Our work is selling and getting more proffits, why would we be worried about logics or administrative problems…
Mi experience though, thanks for sharing ur post

Roger Veliquette   |   28 March 2013   |   Reply

Thank you Rosa. You bring up an important point, and I agree with you on the point that good leadership does not create added stress. This is exactly one of the benefits of the approach I describe. The reason is that when leadership provides proper training and emphasis on the areas that require precision, then people are better prepared to execute accurately. In my experience, that added accuracy and clarity of understanding has been a tremendous confidence builder. I don’t want to be perfect at everything, but I must be consistent in the core activities that move me forward.

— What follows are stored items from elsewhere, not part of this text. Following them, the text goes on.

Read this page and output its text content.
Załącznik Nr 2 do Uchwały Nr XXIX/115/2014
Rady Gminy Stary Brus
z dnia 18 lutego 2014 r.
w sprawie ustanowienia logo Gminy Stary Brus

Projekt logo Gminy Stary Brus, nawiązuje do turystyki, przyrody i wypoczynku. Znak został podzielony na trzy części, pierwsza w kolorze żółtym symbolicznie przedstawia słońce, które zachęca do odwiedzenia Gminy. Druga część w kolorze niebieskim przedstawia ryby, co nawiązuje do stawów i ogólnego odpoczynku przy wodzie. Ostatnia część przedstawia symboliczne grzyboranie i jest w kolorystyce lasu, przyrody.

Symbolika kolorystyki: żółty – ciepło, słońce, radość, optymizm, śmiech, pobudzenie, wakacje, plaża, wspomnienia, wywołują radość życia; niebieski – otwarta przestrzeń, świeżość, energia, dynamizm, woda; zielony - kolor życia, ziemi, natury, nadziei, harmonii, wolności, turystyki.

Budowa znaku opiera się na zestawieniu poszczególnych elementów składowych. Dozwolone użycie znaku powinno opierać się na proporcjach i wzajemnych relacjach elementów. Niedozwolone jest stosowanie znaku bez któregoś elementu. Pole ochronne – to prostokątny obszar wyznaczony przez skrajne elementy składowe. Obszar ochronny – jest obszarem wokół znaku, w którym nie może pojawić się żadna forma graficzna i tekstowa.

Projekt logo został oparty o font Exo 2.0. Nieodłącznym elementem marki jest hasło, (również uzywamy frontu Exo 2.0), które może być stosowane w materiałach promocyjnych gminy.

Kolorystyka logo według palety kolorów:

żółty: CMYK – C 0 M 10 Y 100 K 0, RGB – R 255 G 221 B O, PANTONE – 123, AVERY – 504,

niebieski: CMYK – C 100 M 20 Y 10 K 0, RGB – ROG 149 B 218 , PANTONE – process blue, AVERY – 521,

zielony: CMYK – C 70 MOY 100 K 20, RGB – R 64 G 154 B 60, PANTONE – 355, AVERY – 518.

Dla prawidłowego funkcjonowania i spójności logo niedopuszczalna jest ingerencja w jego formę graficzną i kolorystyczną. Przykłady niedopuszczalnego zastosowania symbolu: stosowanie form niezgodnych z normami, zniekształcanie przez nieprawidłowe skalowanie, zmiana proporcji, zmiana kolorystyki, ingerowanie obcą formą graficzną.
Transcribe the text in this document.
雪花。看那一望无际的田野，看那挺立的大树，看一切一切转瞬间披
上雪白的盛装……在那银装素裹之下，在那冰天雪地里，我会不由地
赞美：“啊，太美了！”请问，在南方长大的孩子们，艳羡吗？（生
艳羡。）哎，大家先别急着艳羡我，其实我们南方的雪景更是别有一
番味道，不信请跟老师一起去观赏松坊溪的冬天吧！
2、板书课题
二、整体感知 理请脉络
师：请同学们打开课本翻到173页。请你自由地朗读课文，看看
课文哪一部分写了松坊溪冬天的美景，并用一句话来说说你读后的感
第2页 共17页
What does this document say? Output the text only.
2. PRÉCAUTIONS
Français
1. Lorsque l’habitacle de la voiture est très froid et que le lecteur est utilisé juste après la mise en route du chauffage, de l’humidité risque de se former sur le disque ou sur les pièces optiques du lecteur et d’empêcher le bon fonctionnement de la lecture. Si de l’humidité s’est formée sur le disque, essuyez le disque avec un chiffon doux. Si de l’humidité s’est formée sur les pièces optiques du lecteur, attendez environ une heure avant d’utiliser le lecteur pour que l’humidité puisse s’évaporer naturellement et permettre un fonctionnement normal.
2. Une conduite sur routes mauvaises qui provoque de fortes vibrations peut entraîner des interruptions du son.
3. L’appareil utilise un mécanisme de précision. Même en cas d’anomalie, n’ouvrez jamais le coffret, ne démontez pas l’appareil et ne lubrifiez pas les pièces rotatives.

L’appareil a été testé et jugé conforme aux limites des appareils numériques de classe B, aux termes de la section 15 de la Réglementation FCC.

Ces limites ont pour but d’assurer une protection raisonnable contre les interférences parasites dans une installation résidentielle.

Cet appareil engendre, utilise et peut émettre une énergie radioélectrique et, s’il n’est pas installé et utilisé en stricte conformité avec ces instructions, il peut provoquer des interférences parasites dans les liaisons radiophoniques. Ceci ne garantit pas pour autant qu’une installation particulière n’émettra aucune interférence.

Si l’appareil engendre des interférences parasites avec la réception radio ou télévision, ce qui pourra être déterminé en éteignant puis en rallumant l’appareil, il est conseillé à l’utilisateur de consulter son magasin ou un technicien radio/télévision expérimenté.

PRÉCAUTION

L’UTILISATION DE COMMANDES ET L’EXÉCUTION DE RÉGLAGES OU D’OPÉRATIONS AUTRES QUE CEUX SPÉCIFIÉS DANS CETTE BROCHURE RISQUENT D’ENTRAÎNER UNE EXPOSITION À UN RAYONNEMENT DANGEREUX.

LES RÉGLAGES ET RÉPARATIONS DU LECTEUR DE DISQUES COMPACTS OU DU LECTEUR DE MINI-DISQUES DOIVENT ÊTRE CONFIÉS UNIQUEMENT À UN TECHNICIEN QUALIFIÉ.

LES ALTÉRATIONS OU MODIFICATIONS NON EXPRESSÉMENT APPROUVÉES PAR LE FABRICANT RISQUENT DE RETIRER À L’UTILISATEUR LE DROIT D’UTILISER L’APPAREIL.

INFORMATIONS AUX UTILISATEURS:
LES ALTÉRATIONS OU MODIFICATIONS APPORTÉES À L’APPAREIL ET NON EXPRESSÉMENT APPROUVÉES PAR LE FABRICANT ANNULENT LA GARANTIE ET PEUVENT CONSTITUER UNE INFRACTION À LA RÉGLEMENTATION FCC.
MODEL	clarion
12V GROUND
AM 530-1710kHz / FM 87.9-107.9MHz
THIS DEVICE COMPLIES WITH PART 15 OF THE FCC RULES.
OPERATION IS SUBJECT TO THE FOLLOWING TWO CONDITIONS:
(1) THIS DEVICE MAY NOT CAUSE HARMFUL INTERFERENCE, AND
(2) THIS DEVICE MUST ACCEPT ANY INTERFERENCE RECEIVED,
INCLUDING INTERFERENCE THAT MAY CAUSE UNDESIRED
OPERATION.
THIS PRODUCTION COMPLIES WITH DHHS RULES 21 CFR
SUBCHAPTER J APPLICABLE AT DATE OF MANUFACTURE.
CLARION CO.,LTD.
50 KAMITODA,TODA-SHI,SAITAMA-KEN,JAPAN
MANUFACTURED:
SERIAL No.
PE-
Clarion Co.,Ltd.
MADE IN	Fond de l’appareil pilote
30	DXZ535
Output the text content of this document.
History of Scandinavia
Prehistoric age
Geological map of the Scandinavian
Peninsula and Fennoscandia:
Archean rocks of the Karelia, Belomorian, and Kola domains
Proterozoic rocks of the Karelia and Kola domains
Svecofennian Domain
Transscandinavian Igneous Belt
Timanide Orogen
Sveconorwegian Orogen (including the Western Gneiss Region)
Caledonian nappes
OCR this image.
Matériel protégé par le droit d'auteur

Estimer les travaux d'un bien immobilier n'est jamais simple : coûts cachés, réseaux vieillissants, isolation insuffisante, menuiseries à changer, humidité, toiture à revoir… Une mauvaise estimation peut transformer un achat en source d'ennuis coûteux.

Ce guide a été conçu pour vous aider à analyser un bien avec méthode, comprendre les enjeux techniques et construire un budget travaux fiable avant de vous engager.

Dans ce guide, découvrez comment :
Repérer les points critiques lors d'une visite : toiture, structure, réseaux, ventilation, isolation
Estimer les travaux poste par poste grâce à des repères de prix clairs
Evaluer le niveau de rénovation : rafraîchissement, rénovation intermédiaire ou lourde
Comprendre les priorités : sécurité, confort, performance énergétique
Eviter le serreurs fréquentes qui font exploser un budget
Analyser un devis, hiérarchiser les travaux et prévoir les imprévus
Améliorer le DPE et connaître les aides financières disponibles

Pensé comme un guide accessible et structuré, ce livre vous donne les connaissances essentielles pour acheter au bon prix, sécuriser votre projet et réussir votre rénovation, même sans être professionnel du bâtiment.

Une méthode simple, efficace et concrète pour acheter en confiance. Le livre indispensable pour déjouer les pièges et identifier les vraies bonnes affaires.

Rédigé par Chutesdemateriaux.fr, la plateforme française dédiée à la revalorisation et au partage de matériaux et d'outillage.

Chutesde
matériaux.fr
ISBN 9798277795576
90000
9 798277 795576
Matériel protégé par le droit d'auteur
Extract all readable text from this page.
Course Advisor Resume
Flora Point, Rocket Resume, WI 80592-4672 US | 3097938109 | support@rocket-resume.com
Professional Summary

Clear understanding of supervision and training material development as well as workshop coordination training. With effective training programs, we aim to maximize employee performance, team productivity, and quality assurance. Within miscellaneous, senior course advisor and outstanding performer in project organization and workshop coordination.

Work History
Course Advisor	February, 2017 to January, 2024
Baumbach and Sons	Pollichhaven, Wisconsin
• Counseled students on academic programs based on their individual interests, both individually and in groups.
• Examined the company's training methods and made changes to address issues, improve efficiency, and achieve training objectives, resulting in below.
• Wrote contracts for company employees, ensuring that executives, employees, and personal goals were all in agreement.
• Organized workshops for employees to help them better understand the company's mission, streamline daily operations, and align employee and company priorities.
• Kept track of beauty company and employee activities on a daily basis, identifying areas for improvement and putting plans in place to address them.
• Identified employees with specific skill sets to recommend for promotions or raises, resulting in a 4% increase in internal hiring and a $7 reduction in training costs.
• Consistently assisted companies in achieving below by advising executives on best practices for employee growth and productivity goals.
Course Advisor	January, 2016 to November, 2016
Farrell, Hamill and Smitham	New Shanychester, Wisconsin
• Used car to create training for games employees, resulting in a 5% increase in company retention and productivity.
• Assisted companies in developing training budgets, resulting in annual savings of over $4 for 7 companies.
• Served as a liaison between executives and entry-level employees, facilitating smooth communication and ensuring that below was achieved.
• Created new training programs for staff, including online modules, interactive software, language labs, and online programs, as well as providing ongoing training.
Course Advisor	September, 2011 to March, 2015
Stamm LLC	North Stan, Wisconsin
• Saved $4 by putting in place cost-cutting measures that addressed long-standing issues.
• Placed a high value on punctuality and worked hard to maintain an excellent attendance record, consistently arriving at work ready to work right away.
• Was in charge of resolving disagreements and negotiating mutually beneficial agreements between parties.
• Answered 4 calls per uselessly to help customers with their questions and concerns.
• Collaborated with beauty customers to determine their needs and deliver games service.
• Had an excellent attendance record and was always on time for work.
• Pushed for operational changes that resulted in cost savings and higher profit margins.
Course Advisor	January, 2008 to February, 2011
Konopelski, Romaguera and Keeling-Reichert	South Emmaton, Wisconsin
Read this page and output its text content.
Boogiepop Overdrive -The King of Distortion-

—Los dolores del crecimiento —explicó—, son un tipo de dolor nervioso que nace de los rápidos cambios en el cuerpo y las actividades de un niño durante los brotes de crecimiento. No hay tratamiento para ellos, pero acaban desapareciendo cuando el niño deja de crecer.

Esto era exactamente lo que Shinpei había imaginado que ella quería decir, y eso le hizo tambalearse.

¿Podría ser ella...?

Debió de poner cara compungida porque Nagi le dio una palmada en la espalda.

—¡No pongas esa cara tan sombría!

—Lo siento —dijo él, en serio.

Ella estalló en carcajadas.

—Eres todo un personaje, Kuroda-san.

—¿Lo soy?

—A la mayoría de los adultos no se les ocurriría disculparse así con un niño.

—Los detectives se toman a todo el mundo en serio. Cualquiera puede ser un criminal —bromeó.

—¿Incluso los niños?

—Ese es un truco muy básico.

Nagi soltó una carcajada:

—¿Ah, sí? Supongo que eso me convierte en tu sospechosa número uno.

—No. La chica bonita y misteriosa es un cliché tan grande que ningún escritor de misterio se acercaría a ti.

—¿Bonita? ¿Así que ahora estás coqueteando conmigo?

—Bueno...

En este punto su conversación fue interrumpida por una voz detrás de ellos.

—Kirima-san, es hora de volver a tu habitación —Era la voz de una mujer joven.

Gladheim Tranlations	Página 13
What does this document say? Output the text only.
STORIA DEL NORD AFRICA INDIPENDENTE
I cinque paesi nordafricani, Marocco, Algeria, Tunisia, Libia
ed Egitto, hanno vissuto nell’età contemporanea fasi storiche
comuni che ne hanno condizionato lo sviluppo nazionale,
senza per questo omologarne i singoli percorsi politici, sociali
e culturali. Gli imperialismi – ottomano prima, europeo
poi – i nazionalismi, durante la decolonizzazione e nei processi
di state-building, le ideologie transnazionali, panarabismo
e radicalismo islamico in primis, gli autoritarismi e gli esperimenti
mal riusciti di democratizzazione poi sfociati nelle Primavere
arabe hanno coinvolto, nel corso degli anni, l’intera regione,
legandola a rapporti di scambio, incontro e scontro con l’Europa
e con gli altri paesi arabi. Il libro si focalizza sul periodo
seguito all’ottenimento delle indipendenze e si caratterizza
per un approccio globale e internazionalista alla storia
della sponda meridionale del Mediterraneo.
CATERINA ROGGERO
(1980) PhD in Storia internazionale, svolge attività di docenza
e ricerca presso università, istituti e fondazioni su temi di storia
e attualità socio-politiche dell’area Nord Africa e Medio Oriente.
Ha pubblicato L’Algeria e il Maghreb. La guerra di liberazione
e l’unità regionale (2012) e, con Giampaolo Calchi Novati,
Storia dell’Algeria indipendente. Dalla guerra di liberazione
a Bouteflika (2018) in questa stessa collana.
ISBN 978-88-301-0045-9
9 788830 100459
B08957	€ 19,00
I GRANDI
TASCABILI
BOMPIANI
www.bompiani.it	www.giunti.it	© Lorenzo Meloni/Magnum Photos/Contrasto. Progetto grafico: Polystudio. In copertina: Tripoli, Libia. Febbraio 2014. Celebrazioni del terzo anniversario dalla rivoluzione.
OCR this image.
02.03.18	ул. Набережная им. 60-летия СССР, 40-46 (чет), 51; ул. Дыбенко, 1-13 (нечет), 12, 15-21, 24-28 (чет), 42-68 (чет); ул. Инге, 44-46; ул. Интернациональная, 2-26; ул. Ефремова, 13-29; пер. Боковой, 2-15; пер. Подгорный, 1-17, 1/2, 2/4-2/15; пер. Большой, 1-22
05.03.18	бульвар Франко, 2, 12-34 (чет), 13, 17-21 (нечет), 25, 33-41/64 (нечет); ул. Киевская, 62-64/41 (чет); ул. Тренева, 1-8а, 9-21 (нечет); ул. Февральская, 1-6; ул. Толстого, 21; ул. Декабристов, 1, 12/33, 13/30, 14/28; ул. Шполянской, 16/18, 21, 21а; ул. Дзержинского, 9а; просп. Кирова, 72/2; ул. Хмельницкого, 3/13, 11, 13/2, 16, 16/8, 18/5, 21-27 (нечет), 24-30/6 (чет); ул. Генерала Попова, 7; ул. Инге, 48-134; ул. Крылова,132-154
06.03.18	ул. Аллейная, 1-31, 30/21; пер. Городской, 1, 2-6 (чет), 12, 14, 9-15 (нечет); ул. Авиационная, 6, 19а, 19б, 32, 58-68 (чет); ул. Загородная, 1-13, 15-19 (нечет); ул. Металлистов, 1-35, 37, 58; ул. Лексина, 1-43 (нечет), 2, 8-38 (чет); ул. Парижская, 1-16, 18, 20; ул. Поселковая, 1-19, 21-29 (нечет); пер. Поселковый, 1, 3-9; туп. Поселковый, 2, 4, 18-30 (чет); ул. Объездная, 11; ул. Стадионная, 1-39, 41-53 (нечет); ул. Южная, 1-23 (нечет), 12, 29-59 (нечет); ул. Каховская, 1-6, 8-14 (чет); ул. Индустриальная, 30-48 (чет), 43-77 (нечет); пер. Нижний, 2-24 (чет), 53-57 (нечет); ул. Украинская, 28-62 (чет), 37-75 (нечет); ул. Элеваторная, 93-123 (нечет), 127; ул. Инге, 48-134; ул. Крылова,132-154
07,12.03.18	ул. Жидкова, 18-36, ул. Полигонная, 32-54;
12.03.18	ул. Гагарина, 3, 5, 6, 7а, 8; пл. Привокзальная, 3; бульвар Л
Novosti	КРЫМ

AJ Blazek   |   28 March 2013   |   Reply

Rog, I love it!! Reminds me of Inside Zone is our Burger on the Flattop, but the scramble drill and the 3rd and 25 would be the lettuce and mustard. Love the comparison’s. Definitley apply to every team… Business, Sports, Personnel, etc! Check out a book our QB coach told me about. You might have read it already, but “Training Camp” by Jon Gordon is a great one!

Roger Veliquette   |   28 March 2013   |   Reply

Thanks AJ! I had a feeling you might appreciate this one. Yes, Inside Zone would definitely be in the burger on the flattop category. I’ll check out the book suggestion, and I’m following your spring ball progress!

John Blazek   |   29 March 2013   |   Reply

Rog: Great common sense in any aspect of life. My son AJ shared this with me. As a retired school principal, AD, head football coach and now a GM for indoor professional teams…..mistakes cost us all time and money. I have always said if you don’t do thing right the first time…..when do you find time to do it over? Another good read is the “Tipping Point”. It talks about the little things successful people do and one is to learn from mistakes and eliminate the mistake. Good read Rog.

Roger Veliquette   |   29 March 2013   |   Reply

John, thank you for adding your wisdom to the discussion. I especially appreciate your comment that mistakes cost us time and money. Successful entrepreneurs, coaches, and managers have a culture with room to innovate and “fail forward” in strategically selected areas. We just can’t forget the importance of making our moves count – especially with limited resources. For my bread-winning tasks, I need to execute and not make mistakes that cost time and money. Thanks again. I appreciate you taking the time to read and comment on the post.